Undergrounders
- Author: David Skuy
- Language: English
- Genre: Realistic fiction
- Published: Scholastic Canada
- Publication date: 2011
- Publication place: Canada
- Media type: Print (paperback)
- Pages: 194
- Awards: Silver Birch Awards
- ISBN: 978-1-4431-0728-0
- OCLC: 709938888

= Undergrounders =

Novel written by Canadian author David Skuy

Undergrounders is a novel written by Canadian author David Skuy, published by Scholastic Canada in 2011 and winner of the 2012 Silver Birch award.

== Plot ==

The plot is about a young boy named Jonathon (nicknamed Mouse) that lives in the "Underground" as his mother died of cancer.

The story is narrated by Jonathon, a 12-year-old boy. After his mom died from cancer, her boyfriend, Ron, left Jonathon and the landlord kicked him out. He survived in the forest on berries, but soon, it became cold, and another homeless boy named Lewis took him to the "Underground", a basement of an abandoned shopping mall, that was apparently never built past the underground portion.

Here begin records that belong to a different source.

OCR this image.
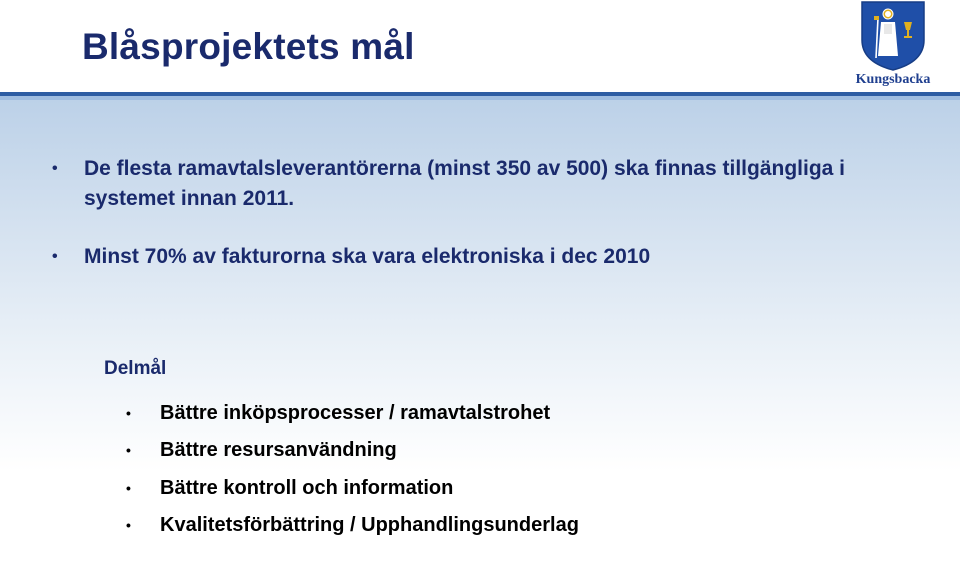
Blåsprojektets mål
Kungsbacka
• De flesta ramavtalsleverantörerna (minst 350 av 500) ska finnas tillgängliga i systemet innan 2011.
• Minst 70% av fakturorna ska vara elektroniska i dec 2010
Delmål
• Bättre inköpsprocesser / ramavtalstrohet
• Bättre resursanvändning
• Bättre kontroll och information
• Kvalitetsförbättring / Upphandlingsunderlag
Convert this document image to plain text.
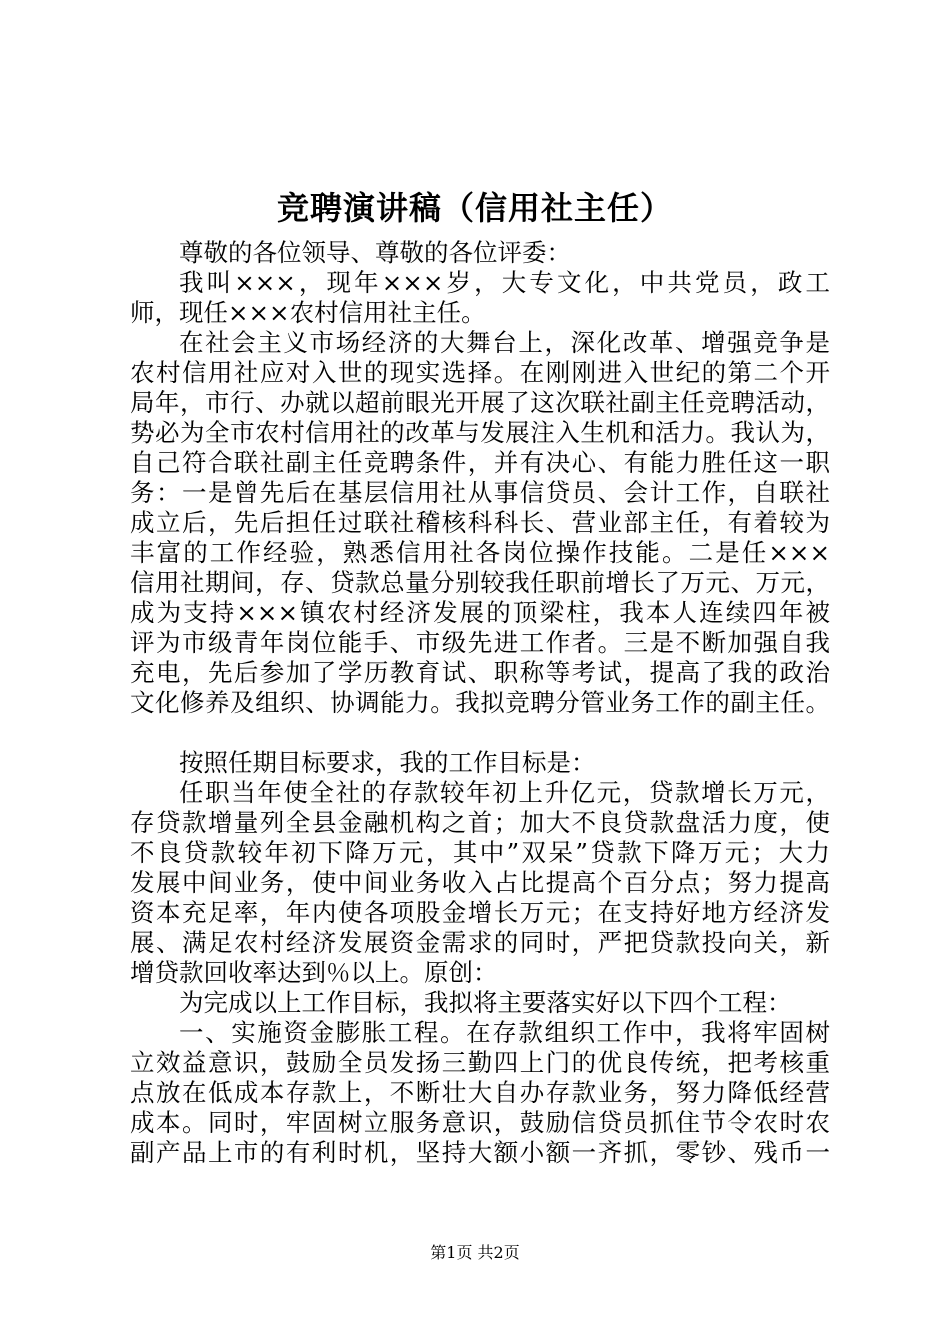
竞聘演讲稿（信用社主任）
尊敬的各位领导、尊敬的各位评委：
我叫×××，现年×××岁，大专文化，中共党员，政工
师，现任×××农村信用社主任。
在社会主义市场经济的大舞台上，深化改革、增强竞争是
农村信用社应对入世的现实选择。在刚刚进入世纪的第二个开
局年，市行、办就以超前眼光开展了这次联社副主任竞聘活动，
势必为全市农村信用社的改革与发展注入生机和活力。我认为，
自己符合联社副主任竞聘条件，并有决心、有能力胜任这一职
务：一是曾先后在基层信用社从事信贷员、会计工作，自联社
成立后，先后担任过联社稽核科科长、营业部主任，有着较为
丰富的工作经验，熟悉信用社各岗位操作技能。二是任×××
信用社期间，存、贷款总量分别较我任职前增长了万元、万元，
成为支持×××镇农村经济发展的顶梁柱，我本人连续四年被
评为市级青年岗位能手、市级先进工作者。三是不断加强自我
充电，先后参加了学历教育试、职称等考试，提高了我的政治
文化修养及组织、协调能力。我拟竞聘分管业务工作的副主任。
按照任期目标要求，我的工作目标是：
任职当年使全社的存款较年初上升亿元，贷款增长万元，
存贷款增量列全县金融机构之首；加大不良贷款盘活力度，使
不良贷款较年初下降万元，其中”双呆”贷款下降万元；大力
发展中间业务，使中间业务收入占比提高个百分点；努力提高
资本充足率，年内使各项股金增长万元；在支持好地方经济发
展、满足农村经济发展资金需求的同时，严把贷款投向关，新
增贷款回收率达到％以上。原创：
为完成以上工作目标，我拟将主要落实好以下四个工程：
一、实施资金膨胀工程。在存款组织工作中，我将牢固树
立效益意识，鼓励全员发扬三勤四上门的优良传统，把考核重
点放在低成本存款上，不断壮大自办存款业务，努力降低经营
成本。同时，牢固树立服务意识，鼓励信贷员抓住节令农时农
副产品上市的有利时机，坚持大额小额一齐抓，零钞、残币一
第1页 共2页
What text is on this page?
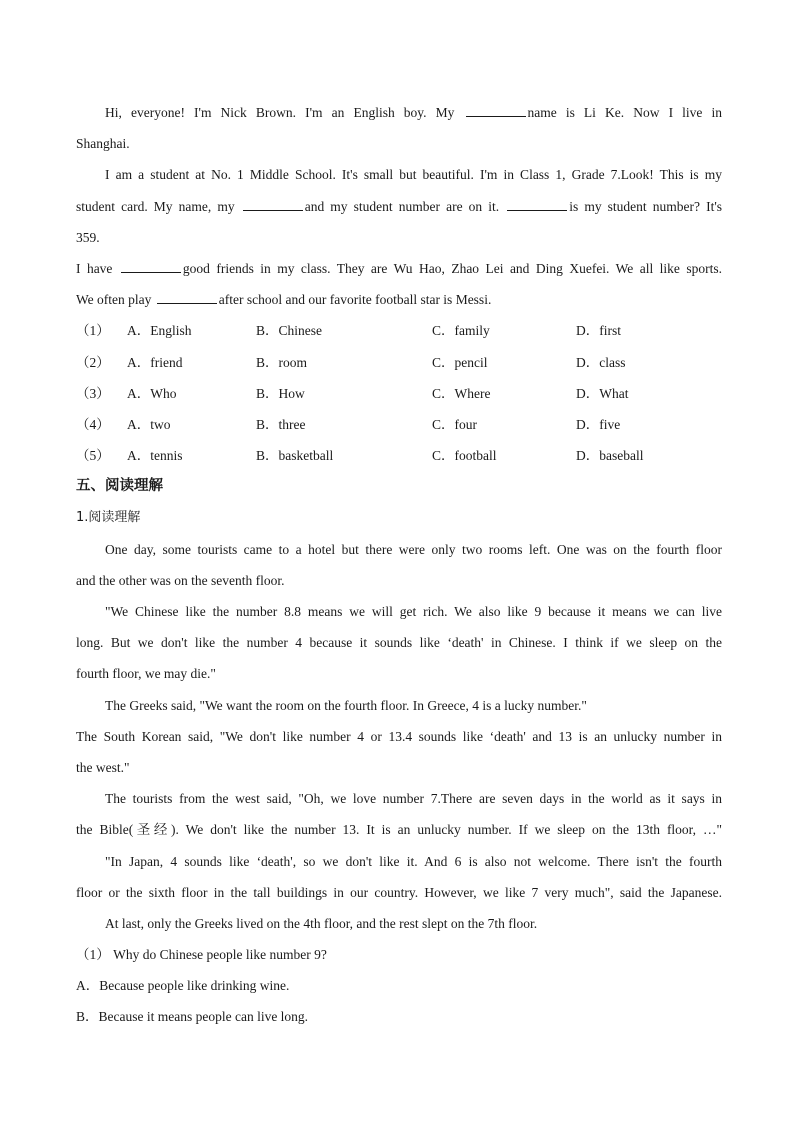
Hi, everyone! I'm Nick Brown. I'm an English boy. My	name is Li Ke. Now I live in
Shanghai.
I am a student at No. 1 Middle School. It's small but beautiful. I'm in Class 1, Grade 7.Look! This is my
student card. My name, my	and my student number are on it.	is my student number? It's
359.
I have	good friends in my class. They are Wu Hao, Zhao Lei and Ding Xuefei. We all like sports.
We often play	after school and our favorite football star is Messi.
（1） A．English	B．Chinese	C．family	D．first
（2） A．friend	B．room	C．pencil	D．class
（3） A．Who	B．How	C．Where	D．What
（4） A．two	B．three	C．four	D．five
（5） A．tennis	B．basketball	C．football	D．baseball
五、阅读理解
1.阅读理解
One day, some tourists came to a hotel but there were only two rooms left. One was on the fourth floor
and the other was on the seventh floor.
"We Chinese like the number 8.8 means we will get rich. We also like 9 because it means we can live
long. But we don't like the number 4 because it sounds like ‘death' in Chinese. I think if we sleep on the
fourth floor, we may die."
The Greeks said, "We want the room on the fourth floor. In Greece, 4 is a lucky number."
The South Korean said, "We don't like number 4 or 13.4 sounds like ‘death' and 13 is an unlucky number in
the west."
The tourists from the west said, "Oh, we love number 7.There are seven days in the world as it says in
the Bible(圣经). We don't like the number 13. It is an unlucky number. If we sleep on the 13th floor, …"
"In Japan, 4 sounds like ‘death', so we don't like it. And 6 is also not welcome. There isn't the fourth
floor or the sixth floor in the tall buildings in our country. However, we like 7 very much", said the Japanese.
At last, only the Greeks lived on the 4th floor, and the rest slept on the 7th floor.
（1） Why do Chinese people like number 9?
A．Because people like drinking wine.
B．Because it means people can live long.
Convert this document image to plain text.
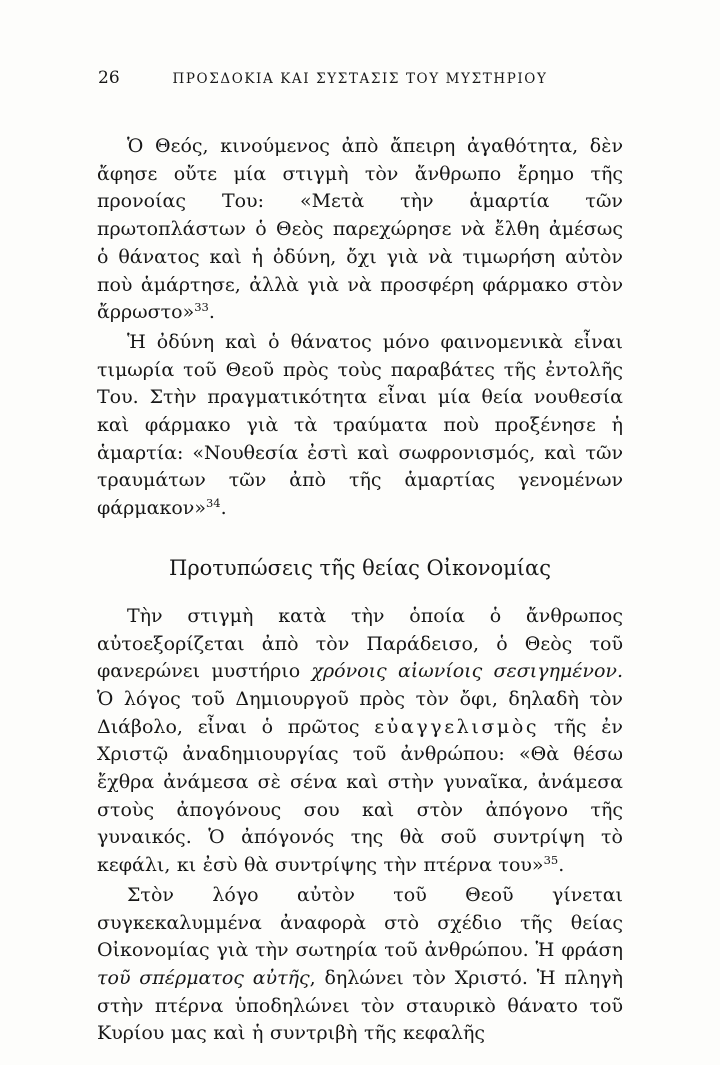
26	ΠΡΟΣΔΟΚΙΑ ΚΑΙ ΣΥΣΤΑΣΙΣ ΤΟΥ ΜΥΣΤΗΡΙΟΥ

Ὁ Θεός, κινούμενος ἀπὸ ἄπειρη ἀγαθότητα, δὲν ἄφησε οὔτε μία στιγμὴ τὸν ἄνθρωπο ἔρημο τῆς προνοίας Του: «Μετὰ τὴν ἁμαρτία τῶν πρωτοπλάστων ὁ Θεὸς παρεχώρησε νὰ ἔλθη ἀμέσως ὁ θάνατος καὶ ἡ ὀδύνη, ὄχι γιὰ νὰ τιμωρήση αὐτὸν ποὺ ἁμάρτησε, ἀλλὰ γιὰ νὰ προσφέρη φάρμακο στὸν ἄρρωστο»$^{33}$.

Ἡ ὀδύνη καὶ ὁ θάνατος μόνο φαινομενικὰ εἶναι τιμωρία τοῦ Θεοῦ πρὸς τοὺς παραβάτες τῆς ἐντολῆς Του. Στὴν πραγματικότητα εἶναι μία θεία νουθεσία καὶ φάρμακο γιὰ τὰ τραύματα ποὺ προξένησε ἡ ἁμαρτία: «Νουθεσία ἐστὶ καὶ σωφρονισμός, καὶ τῶν τραυμάτων τῶν ἀπὸ τῆς ἁμαρτίας γενομένων φάρμακον»$^{34}$.

Προτυπώσεις τῆς θείας Οἰκονομίας

Τὴν στιγμὴ κατὰ τὴν ὁποία ὁ ἄνθρωπος αὐτοεξορίζεται ἀπὸ τὸν Παράδεισο, ὁ Θεὸς τοῦ φανερώνει μυστήριο χρόνοις αἰωνίοις σεσιγημένον. Ὁ λόγος τοῦ Δημιουργοῦ πρὸς τὸν ὄφι, δηλαδὴ τὸν Διάβολο, εἶναι ὁ πρῶτος εὐαγγελισμὸς τῆς ἐν Χριστῷ ἀναδημιουργίας τοῦ ἀνθρώπου: «Θὰ θέσω ἔχθρα ἀνάμεσα σὲ σένα καὶ στὴν γυναῖκα, ἀνάμεσα στοὺς ἀπογόνους σου καὶ στὸν ἀπόγονο τῆς γυναικός. Ὁ ἀπόγονός της θὰ σοῦ συντρίψη τὸ κεφάλι, κι ἐσὺ θὰ συντρίψης τὴν πτέρνα του»$^{35}$.

Στὸν λόγο αὐτὸν τοῦ Θεοῦ γίνεται συγκεκαλυμμένα ἀναφορὰ στὸ σχέδιο τῆς θείας Οἰκονομίας γιὰ τὴν σωτηρία τοῦ ἀνθρώπου. Ἡ φράση τοῦ σπέρματος αὐτῆς, δηλώνει τὸν Χριστό. Ἡ πληγὴ στὴν πτέρνα ὑποδηλώνει τὸν σταυρικὸ θάνατο τοῦ Κυρίου μας καὶ ἡ συντριβὴ τῆς κεφαλῆς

One day, while Jonathan was begging for money, he entered a hockey store (Baxter's) through an alleyway. From there, he stole a pair of Grafs (Ice hockey skates), a Maple Leafs jersey, an ice hockey puck, an Easton ice hockey stick, two pairs of gloves, one pair of winter mittens and a roll of stick tape, as well as five dollars, a sandwich and a Coca-Cola. After that, Jonathan went back to the rink, to practice his skills. There, he met Rasheed, Collin and Derrick. Meanwhile, Lewis tells Jonathan that he has something planned for him.

For days, Jonathan continued to practice at the hockey rink, until he is invited to join Rasheed's hockey team. While in the hockey team, he scores many of the goals. One day, after a hockey game, he accidentally overhears his teammates gossiping behind his back. This results in Jonathan leaving the hockey team.

Soon after, Lewis finds something for Jonathan, which is theft. After Jonathan steals from an electronics store, he gets mad at Lewis, which results in a broken friendship. After, when he pays his 50 cent admission to the Underground, Rigger, the collector, states that he has to pay more, as he stored his hockey equipment there. As a result, he asks Lewis for the money (which he doesn't give) and then is kicked out of the Underground.

Now as a street kid, W5 and his gang chase Jonathon. He is then saved by the caretaker at the hockey rink. Soon after, Jonathon visits a Chinese bun store. One of the Undergrounders then visit, and Jonathon punches him, resulting in him getting banned from the store. After he has no sleeping bag to sleep with, he tries to find a garage to sleep in. He then finds Rasheed's garage, and decides to camp inside. In the morning, Rasheed and her sister, Alisha find him in it. After Rasheed's family takes Jonathon in their house, Jonathon explains the whole story. Rasheed's family decide to take him in for a little while.

Jonathon rejoins the hockey team, after they lost their past two games. Jonathon starts to pass to his other teammates, but doesn't win the game. At the end, Rick talks to Jonathon about foster homes. He also mentions staying with their family for a little while, which he gladly accepts.

== Themes ==

The major themes in this story are street life and hockey.

== Critical reception ==

Shaun Smith of Quill & Quire gave the book a positive review, saying "While the pat message about the value of sports is a touch overplayed here, the novel’s real strength comes from Mouse’s experience of the world as a fearful and dangerous place. Also, though Skuy ultimately offers up a storybook ending, the grittier aspects of Undergrounders may well give young readers pause to consider what life must be like for the innumerable homeless children of the world."

== Awards ==

The book has won the 2012 Silver Birch awards. The book has been shortlisted for the 2012 Snow Willow awards and the 2013 Rocky Mountain Book Award. It has also been a runner-up for the Manitoba Young Readers' Choice Award.